COURT OF APPEALS

DECISION

DATED AND FILED

 

March 28, 2002

 

Cornelia G. Clark

Clerk of Court of Appeals

 

 

 

NOTICE

 

 

This opinion is subject to further editing.  If published, the official version will appear in the bound volume of the Official Reports. 

 

A party may file with the Supreme Court a petition to review an adverse decision by the Court of Appeals.  See Wis. Stat. § 808.10 and Rule 809.62. 

 

 

 

 

Appeal No. 

01-2041

 

Cir. Ct. No.  99-CT-450

STATE OF WISCONSIN   

IN COURT OF APPEALS

 

DISTRICT IV

 

 

 

 

In the Matter of the Refusal of Leon R. McQueen:

 

State of Wisconsin, 

 

                        Plaintiff-Respondent, 

 

            v.

 

Leon R. McQueen, 

 

                        Defendant-Appellant. 

 

 

 

            APPEAL from an order of the circuit court for Columbia County:  james miller, Judge.  Affirmed. 

1        VERGERONT, P.J.[1]   Leon R. McQueen appeals the trial court’s order revoking his operating privilege because he refused to submit to a chemical test to determine his blood alcohol concentration as required by Wis. Stat. § 343.305.  He contends the trial court erred in denying, at the conclusion of the refusal hearing, his motion to dismiss the proceeding on the ground that § 343.305 is unconstitutional.  We affirm because McQueen has failed to notify the attorney general as required by Wis. Stat. § 806.04(11).[2]

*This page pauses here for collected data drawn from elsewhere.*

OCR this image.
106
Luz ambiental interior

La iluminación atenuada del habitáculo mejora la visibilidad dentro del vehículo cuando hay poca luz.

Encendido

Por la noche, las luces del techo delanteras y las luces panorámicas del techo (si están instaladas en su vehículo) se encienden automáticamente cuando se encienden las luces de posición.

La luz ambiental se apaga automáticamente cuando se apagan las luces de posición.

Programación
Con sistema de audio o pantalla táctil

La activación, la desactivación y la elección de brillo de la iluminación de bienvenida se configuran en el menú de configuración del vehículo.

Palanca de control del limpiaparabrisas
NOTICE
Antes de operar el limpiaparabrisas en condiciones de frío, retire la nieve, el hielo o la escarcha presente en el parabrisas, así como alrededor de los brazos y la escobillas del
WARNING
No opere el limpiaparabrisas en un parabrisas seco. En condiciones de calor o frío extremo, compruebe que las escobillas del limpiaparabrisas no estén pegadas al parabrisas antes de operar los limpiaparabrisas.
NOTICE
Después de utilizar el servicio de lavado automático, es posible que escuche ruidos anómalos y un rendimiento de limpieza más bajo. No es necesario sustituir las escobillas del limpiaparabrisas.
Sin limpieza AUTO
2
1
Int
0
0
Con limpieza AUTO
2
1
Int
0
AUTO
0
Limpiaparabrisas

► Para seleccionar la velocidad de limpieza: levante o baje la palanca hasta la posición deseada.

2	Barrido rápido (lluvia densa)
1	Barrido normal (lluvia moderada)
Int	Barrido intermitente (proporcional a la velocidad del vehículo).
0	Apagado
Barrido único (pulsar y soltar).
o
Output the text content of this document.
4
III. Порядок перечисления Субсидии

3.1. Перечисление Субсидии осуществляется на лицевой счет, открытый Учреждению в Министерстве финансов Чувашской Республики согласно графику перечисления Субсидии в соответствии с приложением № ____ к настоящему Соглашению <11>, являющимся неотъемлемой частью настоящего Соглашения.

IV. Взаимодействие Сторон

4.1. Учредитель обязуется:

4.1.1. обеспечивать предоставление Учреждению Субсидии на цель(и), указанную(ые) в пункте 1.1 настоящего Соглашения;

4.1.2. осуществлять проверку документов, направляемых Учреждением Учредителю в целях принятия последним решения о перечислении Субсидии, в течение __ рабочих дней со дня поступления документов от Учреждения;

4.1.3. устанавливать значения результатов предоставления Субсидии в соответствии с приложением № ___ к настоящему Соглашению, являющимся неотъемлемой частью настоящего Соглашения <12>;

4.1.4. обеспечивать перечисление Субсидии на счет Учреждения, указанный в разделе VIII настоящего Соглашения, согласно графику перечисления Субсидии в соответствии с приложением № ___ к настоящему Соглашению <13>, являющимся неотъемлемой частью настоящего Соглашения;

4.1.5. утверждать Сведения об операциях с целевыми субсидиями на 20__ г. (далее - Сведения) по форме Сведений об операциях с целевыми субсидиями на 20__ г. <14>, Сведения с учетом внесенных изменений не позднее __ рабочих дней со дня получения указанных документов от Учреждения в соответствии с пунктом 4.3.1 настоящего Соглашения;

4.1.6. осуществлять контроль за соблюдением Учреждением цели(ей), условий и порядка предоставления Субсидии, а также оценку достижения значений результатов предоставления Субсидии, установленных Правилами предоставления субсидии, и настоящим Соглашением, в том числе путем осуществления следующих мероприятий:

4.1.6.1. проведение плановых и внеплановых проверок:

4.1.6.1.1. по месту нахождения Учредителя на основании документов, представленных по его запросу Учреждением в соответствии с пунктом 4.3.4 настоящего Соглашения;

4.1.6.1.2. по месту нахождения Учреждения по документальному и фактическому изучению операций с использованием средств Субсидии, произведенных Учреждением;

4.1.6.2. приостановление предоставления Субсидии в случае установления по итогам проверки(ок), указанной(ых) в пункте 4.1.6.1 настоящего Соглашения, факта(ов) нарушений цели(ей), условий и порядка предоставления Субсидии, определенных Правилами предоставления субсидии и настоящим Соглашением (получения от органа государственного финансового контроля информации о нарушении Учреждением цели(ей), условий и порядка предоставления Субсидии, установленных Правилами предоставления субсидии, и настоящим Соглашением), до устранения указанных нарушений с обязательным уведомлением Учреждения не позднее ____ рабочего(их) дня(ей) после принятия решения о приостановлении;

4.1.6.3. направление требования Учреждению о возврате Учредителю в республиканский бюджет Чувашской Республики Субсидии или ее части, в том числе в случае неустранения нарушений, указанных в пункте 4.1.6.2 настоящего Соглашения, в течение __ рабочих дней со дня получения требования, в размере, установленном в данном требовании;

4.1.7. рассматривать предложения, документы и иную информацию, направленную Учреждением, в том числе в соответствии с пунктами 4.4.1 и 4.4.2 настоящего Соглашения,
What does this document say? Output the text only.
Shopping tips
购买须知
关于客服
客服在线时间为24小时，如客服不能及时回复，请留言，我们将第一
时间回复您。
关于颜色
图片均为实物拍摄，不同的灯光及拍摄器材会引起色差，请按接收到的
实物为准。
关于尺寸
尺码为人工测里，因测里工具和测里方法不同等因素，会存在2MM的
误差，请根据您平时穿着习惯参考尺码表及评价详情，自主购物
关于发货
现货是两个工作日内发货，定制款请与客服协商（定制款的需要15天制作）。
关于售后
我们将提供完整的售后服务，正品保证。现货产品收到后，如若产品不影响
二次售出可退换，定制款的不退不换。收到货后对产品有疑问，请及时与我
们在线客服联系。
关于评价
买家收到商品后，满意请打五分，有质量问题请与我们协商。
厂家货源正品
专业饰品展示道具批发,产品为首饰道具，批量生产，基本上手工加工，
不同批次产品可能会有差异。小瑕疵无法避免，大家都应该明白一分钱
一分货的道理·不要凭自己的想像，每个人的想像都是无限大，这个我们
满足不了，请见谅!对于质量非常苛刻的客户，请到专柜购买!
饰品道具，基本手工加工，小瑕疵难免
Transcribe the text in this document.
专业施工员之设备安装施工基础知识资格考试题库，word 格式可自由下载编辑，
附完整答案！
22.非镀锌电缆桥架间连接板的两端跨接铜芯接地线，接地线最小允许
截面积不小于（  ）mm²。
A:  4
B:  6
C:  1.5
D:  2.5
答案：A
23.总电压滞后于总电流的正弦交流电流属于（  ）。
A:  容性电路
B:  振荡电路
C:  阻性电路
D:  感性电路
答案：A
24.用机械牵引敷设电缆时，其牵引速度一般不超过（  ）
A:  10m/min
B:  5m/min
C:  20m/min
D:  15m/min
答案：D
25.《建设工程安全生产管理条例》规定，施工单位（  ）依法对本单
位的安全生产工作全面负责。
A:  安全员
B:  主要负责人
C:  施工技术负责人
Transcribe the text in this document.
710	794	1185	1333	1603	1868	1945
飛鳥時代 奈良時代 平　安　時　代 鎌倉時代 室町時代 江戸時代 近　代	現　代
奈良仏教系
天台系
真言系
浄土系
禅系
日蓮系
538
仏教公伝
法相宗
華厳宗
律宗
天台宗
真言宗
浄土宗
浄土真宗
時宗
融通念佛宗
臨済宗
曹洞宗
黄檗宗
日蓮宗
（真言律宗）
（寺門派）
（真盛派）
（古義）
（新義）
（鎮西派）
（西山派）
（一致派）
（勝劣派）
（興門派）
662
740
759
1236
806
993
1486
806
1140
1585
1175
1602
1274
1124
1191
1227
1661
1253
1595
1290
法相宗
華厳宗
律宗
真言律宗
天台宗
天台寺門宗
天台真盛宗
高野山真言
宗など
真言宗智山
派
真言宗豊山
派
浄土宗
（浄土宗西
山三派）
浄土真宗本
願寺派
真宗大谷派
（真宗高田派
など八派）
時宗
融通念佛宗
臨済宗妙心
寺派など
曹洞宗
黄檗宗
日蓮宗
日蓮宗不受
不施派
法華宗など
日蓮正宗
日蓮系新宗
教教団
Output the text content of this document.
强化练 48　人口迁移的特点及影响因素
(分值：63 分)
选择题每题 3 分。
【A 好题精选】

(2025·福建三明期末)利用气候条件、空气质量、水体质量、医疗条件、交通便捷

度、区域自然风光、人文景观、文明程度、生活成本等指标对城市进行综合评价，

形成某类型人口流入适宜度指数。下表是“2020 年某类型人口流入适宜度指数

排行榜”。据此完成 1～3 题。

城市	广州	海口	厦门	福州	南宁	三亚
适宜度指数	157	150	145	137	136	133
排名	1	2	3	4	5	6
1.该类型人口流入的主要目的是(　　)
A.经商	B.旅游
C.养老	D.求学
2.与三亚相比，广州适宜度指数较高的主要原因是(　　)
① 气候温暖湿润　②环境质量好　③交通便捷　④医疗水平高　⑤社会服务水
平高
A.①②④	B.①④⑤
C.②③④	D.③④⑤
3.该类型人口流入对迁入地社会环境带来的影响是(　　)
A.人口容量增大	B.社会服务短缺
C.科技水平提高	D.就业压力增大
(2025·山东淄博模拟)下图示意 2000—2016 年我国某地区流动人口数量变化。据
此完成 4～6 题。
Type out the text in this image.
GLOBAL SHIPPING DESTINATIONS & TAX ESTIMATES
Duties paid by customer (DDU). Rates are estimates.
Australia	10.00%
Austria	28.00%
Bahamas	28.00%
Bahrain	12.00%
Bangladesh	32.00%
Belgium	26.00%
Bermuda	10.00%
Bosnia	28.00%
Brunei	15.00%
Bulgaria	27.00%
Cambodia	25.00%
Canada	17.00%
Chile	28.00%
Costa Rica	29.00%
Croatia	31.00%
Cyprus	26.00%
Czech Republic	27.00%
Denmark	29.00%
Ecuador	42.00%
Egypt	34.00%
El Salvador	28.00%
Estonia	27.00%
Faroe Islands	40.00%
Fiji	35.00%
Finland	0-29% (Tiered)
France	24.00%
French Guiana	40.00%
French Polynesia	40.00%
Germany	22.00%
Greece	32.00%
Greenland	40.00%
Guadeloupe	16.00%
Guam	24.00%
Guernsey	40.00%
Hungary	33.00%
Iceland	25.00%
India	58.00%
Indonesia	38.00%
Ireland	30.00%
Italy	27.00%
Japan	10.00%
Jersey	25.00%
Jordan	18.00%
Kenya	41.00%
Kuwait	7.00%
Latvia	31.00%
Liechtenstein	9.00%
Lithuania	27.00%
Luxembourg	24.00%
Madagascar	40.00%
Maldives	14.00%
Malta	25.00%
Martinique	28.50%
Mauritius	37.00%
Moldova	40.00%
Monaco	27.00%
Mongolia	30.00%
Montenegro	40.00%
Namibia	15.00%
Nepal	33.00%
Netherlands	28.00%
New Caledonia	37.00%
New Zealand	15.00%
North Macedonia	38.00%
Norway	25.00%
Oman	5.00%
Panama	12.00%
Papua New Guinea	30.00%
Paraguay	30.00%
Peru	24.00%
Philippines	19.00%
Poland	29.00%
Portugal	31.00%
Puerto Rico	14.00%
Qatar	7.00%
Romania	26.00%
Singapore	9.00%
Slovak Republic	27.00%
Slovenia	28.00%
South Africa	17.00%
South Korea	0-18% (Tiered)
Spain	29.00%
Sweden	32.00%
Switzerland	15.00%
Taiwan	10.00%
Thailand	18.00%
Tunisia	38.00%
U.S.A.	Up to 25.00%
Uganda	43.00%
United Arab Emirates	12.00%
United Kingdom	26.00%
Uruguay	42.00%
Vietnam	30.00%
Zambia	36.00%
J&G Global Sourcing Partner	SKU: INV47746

2        McQueen was arrested for driving while under the influence of an intoxicant in violation of Wis. Stat. § 346.63(1)(a).  Pursuant to Wis. Stat. § 343.305(4), the officer read him an “Informing the Accused” form, which informed McQueen that his driver’s license would be revoked if he refused to allow the officer to take a blood, breath, or urine sample for the purpose of detecting the amount of alcohol in his blood.  McQueen refused and subsequently requested a hearing under § 343.305(9).  At the hearing, McQueen asserted he had a constitutional right to ask for an alternate form of chemical testing.  The court found McQueen had refused the blood test and ordered his operating privilege revoked.  The court ruled there was no merit to McQueen’s position.

3        On appeal McQueen argues that Wis. Stat. § 343.305 is unconstitutional because it imposes penalties for the refusal to submit to testing, in violation of his rights under the Fourth and Fourteenth Amendments not to consent to a search or a seizure.[3]  The State by the Columbia County district attorney responds that a challenge to the constitutionality of a statute requires McQueen to first serve the attorney general with a copy of the proceeding, which McQueen has failed to do.  Wis. Stat. § 806.04(11).  McQueen replies that § 806.04(11) does not apply because his counsel only challenged the statute’s constitutionality orally as part of his argument opposing the refusal penalty.  Therefore, according to McQueen, there was no “copy of the proceeding” to serve upon the attorney general.  Our review of questions of statutory interpretation is de novo.  State v. Setagord, 211 Wis. 2d 397, 405-06, 565 N.W.2d 506 (1997).

4        McQueen’s interpretation of Wis. Stat. § 806.04(11) is not reasonable.  The supreme court has concluded that the notice requirement of § 806.04(11) applies to all constitutional challenges of laws and not just declaratory judgments.  Kurtz v. City of Waukesha, 91 Wis. 2d 103, 116-17, 280 N.W.2d 757 (1979).  The supreme court later stated that a failure to notify under § 806.04(11) is curable while the case is pending before the court of appeals.  William B. Tanner Co., Inc. v. Estate of Fessler, 100 Wis. 2d 437, 442-44, 302 N.W.2d 414 (1981).  McQueen cites no authority for his argument that by orally challenging a statute’s constitutionality in the trial court he may avoid the notice requirement under § 806.04(11), and he does not mention Estate of Fessler.  Accordingly, because the State, through the attorney general, has not been given the opportunity to defend the validity of the statute in question, we decline to take up McQueen’s constitutional challenge to the implied consent law. 

            By the Court.—Order affirmed.

            This opinion will not be published.  Wis. Stat. Rule 809.23(1)(b)4.

 

 


 

 



[1]  This appeal is decided by one judge pursuant to Wis. Stat. § 752.31(2)(c) (1999-2000).  All references to the Wisconsin Statutes are to the 1999-2000 version unless otherwise noted.

[2]  Wisconsin Stat. § 806.04(11) provides in part:  “If a statute, ordinance or franchise is alleged to be unconstitutional, the attorney general shall also be served with a copy of the proceeding and be entitled to be heard.”

[3]  This does not appear to be the constitutional argument McQueen made to the trial court.